Title: Probabilistic index models for flexible and efficient rank based inference
Authors: Jan De Neve - Ghent University (Belgium)
Stijn Vansteelandt - Ghent University and London School of Hygiene and Tropical Medicine (Belgium)
Karel Vermeulen - Ghent University (Belgium)
Olivier Thas - Ghent University (Belgium) [presenting]
Gustavo Amorim - Ghent University (Belgium)
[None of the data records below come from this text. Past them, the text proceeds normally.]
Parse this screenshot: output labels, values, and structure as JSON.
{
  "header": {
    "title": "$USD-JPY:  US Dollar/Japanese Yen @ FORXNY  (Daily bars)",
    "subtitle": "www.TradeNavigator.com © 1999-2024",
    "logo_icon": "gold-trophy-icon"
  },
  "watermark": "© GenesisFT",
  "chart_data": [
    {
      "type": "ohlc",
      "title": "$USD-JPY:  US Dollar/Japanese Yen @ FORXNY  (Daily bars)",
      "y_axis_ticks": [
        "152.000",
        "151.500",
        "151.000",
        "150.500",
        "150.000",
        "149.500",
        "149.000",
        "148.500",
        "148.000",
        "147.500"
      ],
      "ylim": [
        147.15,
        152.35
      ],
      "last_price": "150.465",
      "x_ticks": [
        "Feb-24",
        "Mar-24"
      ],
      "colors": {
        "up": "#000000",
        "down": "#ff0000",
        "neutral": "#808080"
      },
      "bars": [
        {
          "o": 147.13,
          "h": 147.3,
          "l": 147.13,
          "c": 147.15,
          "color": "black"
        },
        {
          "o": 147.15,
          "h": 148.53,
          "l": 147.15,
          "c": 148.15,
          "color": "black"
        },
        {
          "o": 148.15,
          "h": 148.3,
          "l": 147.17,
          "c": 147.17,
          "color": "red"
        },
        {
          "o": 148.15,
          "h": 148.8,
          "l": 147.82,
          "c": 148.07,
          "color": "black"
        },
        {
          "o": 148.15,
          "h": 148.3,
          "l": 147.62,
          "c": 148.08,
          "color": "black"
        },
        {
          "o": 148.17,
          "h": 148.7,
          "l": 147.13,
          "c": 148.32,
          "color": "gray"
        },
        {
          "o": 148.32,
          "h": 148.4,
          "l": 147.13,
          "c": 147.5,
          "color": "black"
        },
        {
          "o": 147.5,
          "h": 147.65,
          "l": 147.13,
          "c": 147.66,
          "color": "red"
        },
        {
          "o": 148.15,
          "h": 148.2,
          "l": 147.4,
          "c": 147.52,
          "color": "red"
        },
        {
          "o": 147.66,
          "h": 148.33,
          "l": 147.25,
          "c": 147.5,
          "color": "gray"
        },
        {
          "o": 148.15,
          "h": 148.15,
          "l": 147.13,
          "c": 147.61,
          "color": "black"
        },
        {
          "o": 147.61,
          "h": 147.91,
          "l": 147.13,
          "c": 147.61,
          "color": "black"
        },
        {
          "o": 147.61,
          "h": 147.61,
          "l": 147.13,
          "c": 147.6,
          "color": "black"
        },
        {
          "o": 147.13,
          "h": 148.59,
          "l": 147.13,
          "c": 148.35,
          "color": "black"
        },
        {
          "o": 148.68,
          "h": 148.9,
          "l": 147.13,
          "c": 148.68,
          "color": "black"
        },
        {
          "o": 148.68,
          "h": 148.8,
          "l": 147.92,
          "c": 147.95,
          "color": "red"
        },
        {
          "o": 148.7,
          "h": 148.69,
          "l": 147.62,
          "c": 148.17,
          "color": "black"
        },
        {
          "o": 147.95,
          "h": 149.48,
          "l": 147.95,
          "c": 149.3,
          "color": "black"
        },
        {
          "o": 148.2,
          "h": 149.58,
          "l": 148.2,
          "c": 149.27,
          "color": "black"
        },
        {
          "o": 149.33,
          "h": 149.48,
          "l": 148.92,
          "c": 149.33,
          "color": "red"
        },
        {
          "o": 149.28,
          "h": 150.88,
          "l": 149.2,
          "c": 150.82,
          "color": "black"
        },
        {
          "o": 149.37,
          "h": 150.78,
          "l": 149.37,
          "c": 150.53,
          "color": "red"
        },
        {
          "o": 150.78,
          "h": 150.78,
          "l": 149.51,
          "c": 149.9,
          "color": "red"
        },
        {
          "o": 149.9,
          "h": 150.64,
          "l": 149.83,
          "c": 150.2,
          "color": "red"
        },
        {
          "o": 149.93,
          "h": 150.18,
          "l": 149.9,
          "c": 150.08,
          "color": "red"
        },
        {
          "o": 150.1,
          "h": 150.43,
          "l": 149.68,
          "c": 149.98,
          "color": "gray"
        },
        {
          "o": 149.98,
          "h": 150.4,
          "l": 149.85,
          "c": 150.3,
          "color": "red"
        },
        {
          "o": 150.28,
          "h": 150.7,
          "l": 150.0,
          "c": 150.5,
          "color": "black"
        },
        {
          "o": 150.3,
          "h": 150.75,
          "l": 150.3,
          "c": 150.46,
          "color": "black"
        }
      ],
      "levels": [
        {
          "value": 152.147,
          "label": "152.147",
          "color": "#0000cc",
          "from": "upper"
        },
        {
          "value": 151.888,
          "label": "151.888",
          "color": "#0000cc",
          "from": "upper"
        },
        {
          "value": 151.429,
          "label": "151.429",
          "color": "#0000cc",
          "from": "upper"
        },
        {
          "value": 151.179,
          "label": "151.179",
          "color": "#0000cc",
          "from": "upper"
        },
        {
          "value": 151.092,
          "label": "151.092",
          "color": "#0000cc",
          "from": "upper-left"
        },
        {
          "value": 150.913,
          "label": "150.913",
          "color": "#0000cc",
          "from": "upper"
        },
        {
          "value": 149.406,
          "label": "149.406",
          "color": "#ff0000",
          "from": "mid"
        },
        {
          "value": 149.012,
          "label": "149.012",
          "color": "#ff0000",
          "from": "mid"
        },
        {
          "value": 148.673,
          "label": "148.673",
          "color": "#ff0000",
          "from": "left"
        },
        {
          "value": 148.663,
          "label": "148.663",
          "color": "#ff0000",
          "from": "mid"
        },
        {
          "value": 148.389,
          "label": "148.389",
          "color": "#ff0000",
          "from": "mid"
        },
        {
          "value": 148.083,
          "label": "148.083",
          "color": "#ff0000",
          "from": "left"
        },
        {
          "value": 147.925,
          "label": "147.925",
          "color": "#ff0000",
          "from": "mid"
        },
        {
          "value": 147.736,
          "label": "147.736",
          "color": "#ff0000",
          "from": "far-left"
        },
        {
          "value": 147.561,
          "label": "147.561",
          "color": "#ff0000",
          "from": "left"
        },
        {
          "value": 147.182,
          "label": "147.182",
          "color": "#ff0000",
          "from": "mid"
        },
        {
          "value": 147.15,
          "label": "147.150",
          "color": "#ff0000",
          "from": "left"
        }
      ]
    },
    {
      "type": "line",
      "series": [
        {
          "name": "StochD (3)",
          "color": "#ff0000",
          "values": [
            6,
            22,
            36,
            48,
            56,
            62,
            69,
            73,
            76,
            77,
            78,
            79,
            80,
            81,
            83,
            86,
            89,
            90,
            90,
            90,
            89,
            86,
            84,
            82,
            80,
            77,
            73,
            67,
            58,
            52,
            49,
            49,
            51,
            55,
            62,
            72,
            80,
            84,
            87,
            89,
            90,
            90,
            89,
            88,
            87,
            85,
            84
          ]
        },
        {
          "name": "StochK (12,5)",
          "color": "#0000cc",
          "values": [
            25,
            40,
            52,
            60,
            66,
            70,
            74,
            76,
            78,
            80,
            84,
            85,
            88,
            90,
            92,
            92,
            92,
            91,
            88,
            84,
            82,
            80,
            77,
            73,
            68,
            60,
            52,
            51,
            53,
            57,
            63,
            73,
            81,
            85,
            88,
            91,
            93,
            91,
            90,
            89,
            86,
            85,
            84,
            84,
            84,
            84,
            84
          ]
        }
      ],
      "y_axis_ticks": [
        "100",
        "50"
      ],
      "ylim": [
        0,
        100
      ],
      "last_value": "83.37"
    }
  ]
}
Joris Meys - Ghent University (Belgium)
Abstract: Probabilistic Index Models (PIM) are as a class of semiparametric models for the conditional probabilistic index (PI) which is defined as the probability that $Y_2$ exceeds $Y_1$ given $X_1$ and $X_2$, where $X_1$ and $X_2$ are the covariates corresponding to the outcomes $Y_1$ and $Y_2$, respectively. PIMs are related to semiparametric transformation models, but can be considered as more flexible since PIMs impose weaker restrictions on the conditional outcome distribution. The PIM methodology generates many of the classical rank tests for factorial designs, but the flexibility of the model allows to generate rank-type tests for many more complicated designs, including correcting for continuous covariate effects. The original PIM estimators were not efficient and simulation studies showed slow convergence. The focus is now on the construction of efficient estimators and on improved inference in small samples. A further development makes use of PIMs for increasing the power of the Wilcoxon test by using covariate information. This approach lends itself to permutation inference. We start with an introduction to the PIM with a focus on its flexibility for rank test generation, and on efficient parameter estimation and small sample inference. The relation with the Wilcoxon test and covariate adjustment will also be included. The methods are implemented in the PIM R package, which will be illustrated on several examples.